Abstract

This paper deals with multiple-input multiple-output (MIMO) broadband wireless communication systems, employing orthogonal frequency-division multiplexing (OFDM) with cyclic prefix (CP) in combination with space-time-frequency block coding (STFBC). In order to exploit the benefits of OFDM and STFBC in highly frequency-selective channels, without incurring in a significant increase of receiver complexity, a channel shortening prefilter is inserted at the receiver, aimed at reducing the length of the MIMO channel impulse response before CP removal. Two MIMO channel shorteners are proposed, both relying on linearly-constrained minimization of the mean-output-energy of the signal at the output of the channel shortener, where the linear constraints are optimally chosen so as to maximize the signal-to-noise ratio either at the output of the channel shortener or at the input of the STFBC maximum-likelihood decoder.
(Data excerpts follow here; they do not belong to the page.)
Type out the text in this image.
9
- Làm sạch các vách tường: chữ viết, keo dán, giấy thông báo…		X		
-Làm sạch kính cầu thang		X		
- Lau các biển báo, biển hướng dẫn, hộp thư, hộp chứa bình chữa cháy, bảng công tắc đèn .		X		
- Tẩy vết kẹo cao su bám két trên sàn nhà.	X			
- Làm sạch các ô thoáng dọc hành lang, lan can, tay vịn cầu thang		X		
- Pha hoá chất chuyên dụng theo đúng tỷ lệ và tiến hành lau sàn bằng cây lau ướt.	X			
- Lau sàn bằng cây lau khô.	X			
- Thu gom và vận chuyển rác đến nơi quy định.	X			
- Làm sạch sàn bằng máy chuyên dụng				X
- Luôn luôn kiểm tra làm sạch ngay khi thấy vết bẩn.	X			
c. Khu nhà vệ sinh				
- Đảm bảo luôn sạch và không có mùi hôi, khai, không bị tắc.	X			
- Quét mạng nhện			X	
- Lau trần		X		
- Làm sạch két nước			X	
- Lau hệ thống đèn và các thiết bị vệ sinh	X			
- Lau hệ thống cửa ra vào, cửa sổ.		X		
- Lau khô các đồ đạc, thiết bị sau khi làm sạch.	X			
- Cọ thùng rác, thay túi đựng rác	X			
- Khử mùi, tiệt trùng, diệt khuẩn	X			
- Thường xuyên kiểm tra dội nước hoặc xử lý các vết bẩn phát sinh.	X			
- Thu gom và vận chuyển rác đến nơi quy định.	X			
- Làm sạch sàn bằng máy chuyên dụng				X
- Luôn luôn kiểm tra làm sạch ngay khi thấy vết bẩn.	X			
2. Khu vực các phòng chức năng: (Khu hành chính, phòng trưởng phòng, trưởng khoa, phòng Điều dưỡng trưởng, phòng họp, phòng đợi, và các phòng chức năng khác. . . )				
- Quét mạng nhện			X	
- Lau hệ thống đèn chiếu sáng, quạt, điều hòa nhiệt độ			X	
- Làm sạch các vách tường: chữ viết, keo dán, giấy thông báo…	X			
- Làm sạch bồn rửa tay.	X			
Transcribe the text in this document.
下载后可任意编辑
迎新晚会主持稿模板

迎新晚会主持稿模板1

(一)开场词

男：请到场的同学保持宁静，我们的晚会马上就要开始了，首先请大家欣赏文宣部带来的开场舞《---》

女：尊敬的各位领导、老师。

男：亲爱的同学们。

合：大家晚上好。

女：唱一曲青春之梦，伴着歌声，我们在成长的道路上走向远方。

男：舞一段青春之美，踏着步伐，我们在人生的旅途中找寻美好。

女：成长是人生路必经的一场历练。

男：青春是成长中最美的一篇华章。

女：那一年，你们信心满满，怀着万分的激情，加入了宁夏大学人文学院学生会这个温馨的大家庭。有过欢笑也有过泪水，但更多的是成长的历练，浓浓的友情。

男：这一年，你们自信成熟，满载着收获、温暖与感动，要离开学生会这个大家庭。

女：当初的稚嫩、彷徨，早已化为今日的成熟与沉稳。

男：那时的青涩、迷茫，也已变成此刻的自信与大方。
Unlike other solutions proposed in the literature, these shortening designs are blind ones, i.e., a priori knowledge of the MIMO channel impulse response to be shortened is not required, and can be carried out in closed-form, i.e., iterative computation of the prefilter weights is not necessary. Numerical simulations show that, without a substantial increase in computational complexity, receivers equipped with the proposed blind channel shorteners pay only a negligible performance penalty with respect to non-blind channel shorteners, while being significantly more robust to finite sample-size effects.